Synapses are organized into nanocolumns that control synaptic transmission efficacy through precise alignment of postsynaptic neurotransmitter receptors and presynaptic release sites. Recent evidence show that Leucine-Rich Repeat Transmembrane protein LRRTM2, highly enriched and confined at synapses, interacts with Neurexins through its C-terminal cap, but the role of this binding interface has not been explored in synapse formation and function.

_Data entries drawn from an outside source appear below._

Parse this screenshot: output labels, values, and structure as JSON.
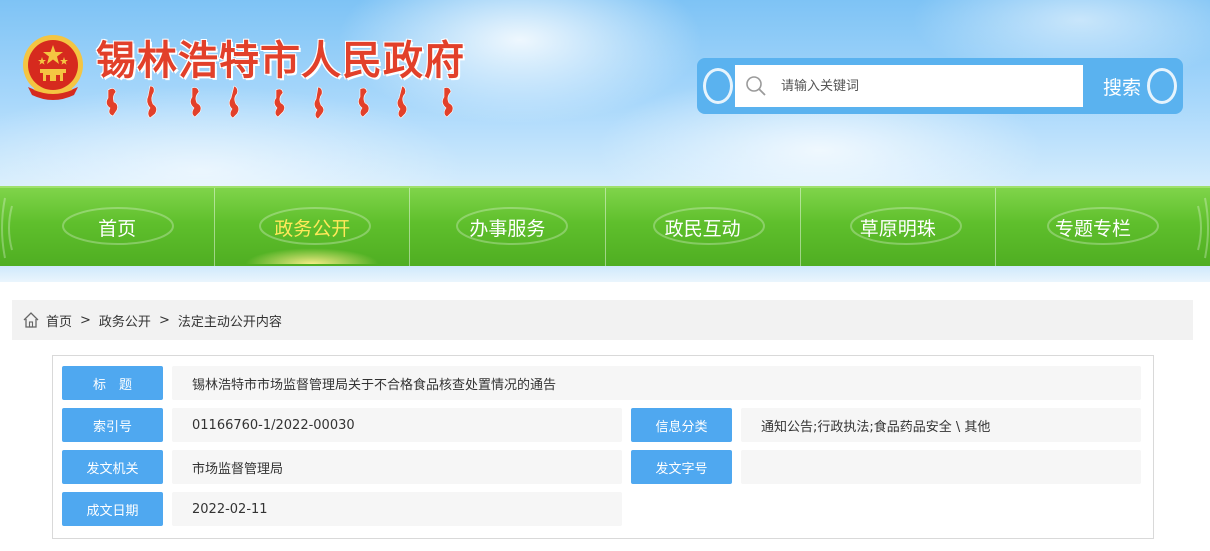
{
  "header": {
    "site_title": "锡林浩特市人民政府",
    "emblem_icon": "national-emblem-icon",
    "search": {
      "placeholder": "请输入关键词",
      "button_label": "搜索"
    }
  },
  "nav": {
    "items": [
      {
        "label": "首页",
        "active": false
      },
      {
        "label": "政务公开",
        "active": true
      },
      {
        "label": "办事服务",
        "active": false
      },
      {
        "label": "政民互动",
        "active": false
      },
      {
        "label": "草原明珠",
        "active": false
      },
      {
        "label": "专题专栏",
        "active": false
      }
    ]
  },
  "breadcrumb": {
    "items": [
      "首页",
      "政务公开",
      "法定主动公开内容"
    ],
    "separator": ">"
  },
  "info": {
    "title_label": "标　题",
    "title_value": "锡林浩特市市场监督管理局关于不合格食品核查处置情况的通告",
    "index_label": "索引号",
    "index_value": "01166760-1/2022-00030",
    "category_label": "信息分类",
    "category_value": "通知公告;行政执法;食品药品安全 \\ 其他",
    "issuer_label": "发文机关",
    "issuer_value": "市场监督管理局",
    "doc_number_label": "发文字号",
    "doc_number_value": "",
    "date_label": "成文日期",
    "date_value": "2022-02-11"
  },
  "colors": {
    "title_red": "#e2402a",
    "nav_green": "#5fbf2c",
    "nav_active": "#ffe95a",
    "label_blue": "#4fa8f0",
    "search_blue": "#5ab2ef"
  }
}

Here, we develop a conditional knock-out mouse model (cKO) to address the molecular mechanisms of LRRTM2 regulation, and its role in synapse organization and function. We show that LRRTM2 cKO specifically impairs excitatory synapse formation and function in mice. Surface expression, synaptic clustering, and membrane dynamics of LRRTM2 are tightly controlled by selective motifs in the C-terminal domain. Conversely, the N-terminal domain controls presynapse nano-organization and postsynapse AMPAR sub-positioning and stabilization through the recently identified Neurexin-binding interface. Thus, we identify LRRTM2 as a central organizer of pre- and post- excitatory synapse nanostructure through interaction with presynaptic Neurexins.

Suggested Citation

  • Konstantina Liouta & Malgorzata Lubas & Vasika Venugopal & Julia Chabbert & Caroline Jeannière & Candice Diaz & Matthieu Munier & Béatrice Tessier & Stéphane Claverol & Alexandre Favereaux & Matthieu , 2024. "LRRTM2 controls presynapse nano-organization and AMPA receptor sub-positioning through Neurexin-binding interface," Nature Communications, Nature, vol. 15(1), pages 1-18, December.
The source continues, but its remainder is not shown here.